I personally really enjoyed Vampires in the Lemon Grove by Karen Russell. The style in which
she writes is easy to read. It is casual and real feeling, but has the interest
of concept in its inclusion of supernatural or fantastical elements. There is
something super engaging about reading these kinds of fantastical situations
thrust into a very realistic situation and style. Sleep Donation hits on a lot of those same notes, which makes it
just as easy and enjoyable to read. It’s all very fantastical in concept and
subject matter, but is told in such a way that it feels real and all the
characters and their struggles feel real. It’s not too fantastical so that it
is pushed out of the realm of the believable. I can easily suspend my disbelief
when reading Karen Russell’s writing and become fully engaged in her world.
When we talk about a writer’s voice, it is comprised of many
of the different elements that I have touched on above. Writer’s voice comes
through in structure of exactly how the author writes, it comes through in
tone, it comes through in what the author seems to like writing about, and it
comes through in the feeling that the author’s writing creates in their
readers. Karen Russell’s tone overall is casual. It’s not overly formal but
it’s also not so casual that it’s irreverent or sounds like a teenager. The
story is told through first person so we have to separate character voice from
author voice, but I think that in this case, they match very closely. When I
read Sleep Donation, even though the
main character is completely different from Vampires
in the Lemon Grove, they seem very similar. I sometimes forget that the
story is being told in first person. All the other characters in Russell’s
stories have distinct character and characterization.

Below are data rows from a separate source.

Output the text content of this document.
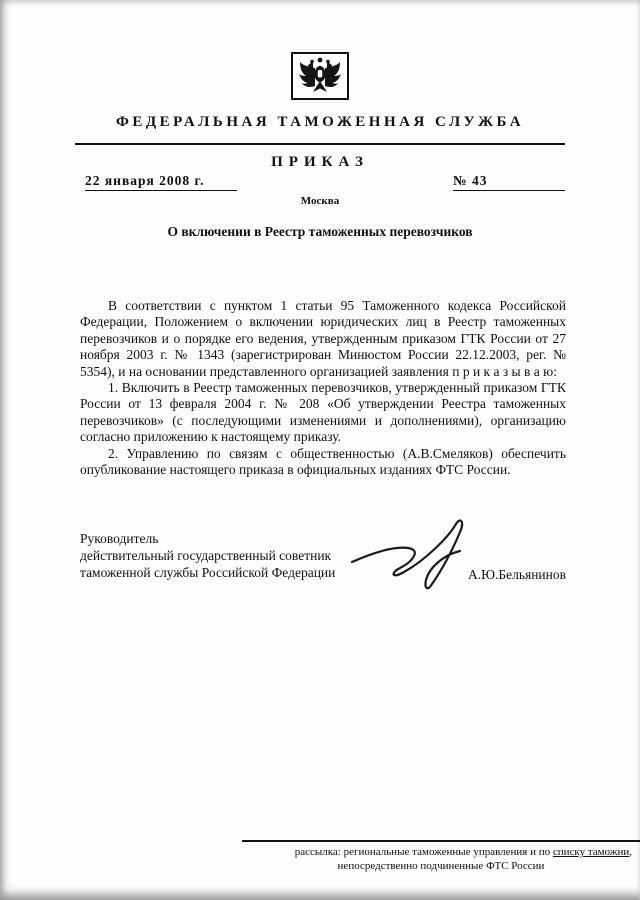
ФЕДЕРАЛЬНАЯ ТАМОЖЕННАЯ СЛУЖБА
ПРИКАЗ
22 января 2008 г.	№ 43
Москва
О включении в Реестр таможенных перевозчиков

В соответствии с пунктом 1 статьи 95 Таможенного кодекса Российской Федерации, Положением о включении юридических лиц в Реестр таможенных перевозчиков и о порядке его ведения, утвержденным приказом ГТК России от 27 ноября 2003 г. № 1343 (зарегистрирован Минюстом России 22.12.2003, рег. № 5354), и на основании представленного организацией заявления п р и к а з ы в а ю:

1. Включить в Реестр таможенных перевозчиков, утвержденный приказом ГТК России от 13 февраля 2004 г. № 208 «Об утверждении Реестра таможенных перевозчиков» (с последующими изменениями и дополнениями), организацию согласно приложению к настоящему приказу.

2. Управлению по связям с общественностью (А.В.Смеляков) обеспечить опубликование настоящего приказа в официальных изданиях ФТС России.

Руководитель
действительный государственный советник
таможенной службы Российской Федерации	А.Ю.Бельянинов
рассылка: региональные таможенные управления и по списку таможни,
непосредственно подчиненные ФТС России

They all feel like real,
different individuals; the narrators do too, but I think Russell’s voice comes
through a lot more in them, just because of the nature of a first person
narrative. The first person narrators become their own characters when their
darker sides begin to be revealed.
Karen Russell’s writing is also saturated with emotion.
Things happen around the characters, but the real story generally is about
their own inner turmoil and what they are dealing with. Both of her narrator
characters have a lot of anxiety, stress, and conflicting emotions about what
they are and what they do. Her narrators question themselves and their own
motives a lot. They question what they do in life. This question and feeling
lost or disconnected from what one should be doing is something very tangible
and relatable to many audiences and I would hazard a guess that this internal
struggle and anxiety is something that Russell has personally experienced. When
it comes to personal voice, at least for me, I tend to write characters that I
can personally identify with; who have similar traits or similar insecurities
to me. I think the fact that both of the focal characters in these two works
have this internal moral battle is a good indicator of what Russell’s own
experiences might have been.
Both stories feel very melancholy. They have resolutions and
feel complete, but not in a ‘happy ending’ kind of way. They feel complete and
satisfying in a real way, and real life isn’t always so happy. Russell doesn’t
really seem to ascribe to that cynical tone that a lot of dystopian writers
take, however, where “everyone is terrible and everything sucks”. Sleep Donation is in essence a dystopian
work, however, it is not a commentary or declaration against society. It is a
telling of a personal story, again, focused on internal struggle and emotion
more than the actual events and corruption happening in the society.
I really did enjoy both of these stories. They were easy to
read because of how engaging and different they were. I definitely would
consider reading more by Karen Russell in the future.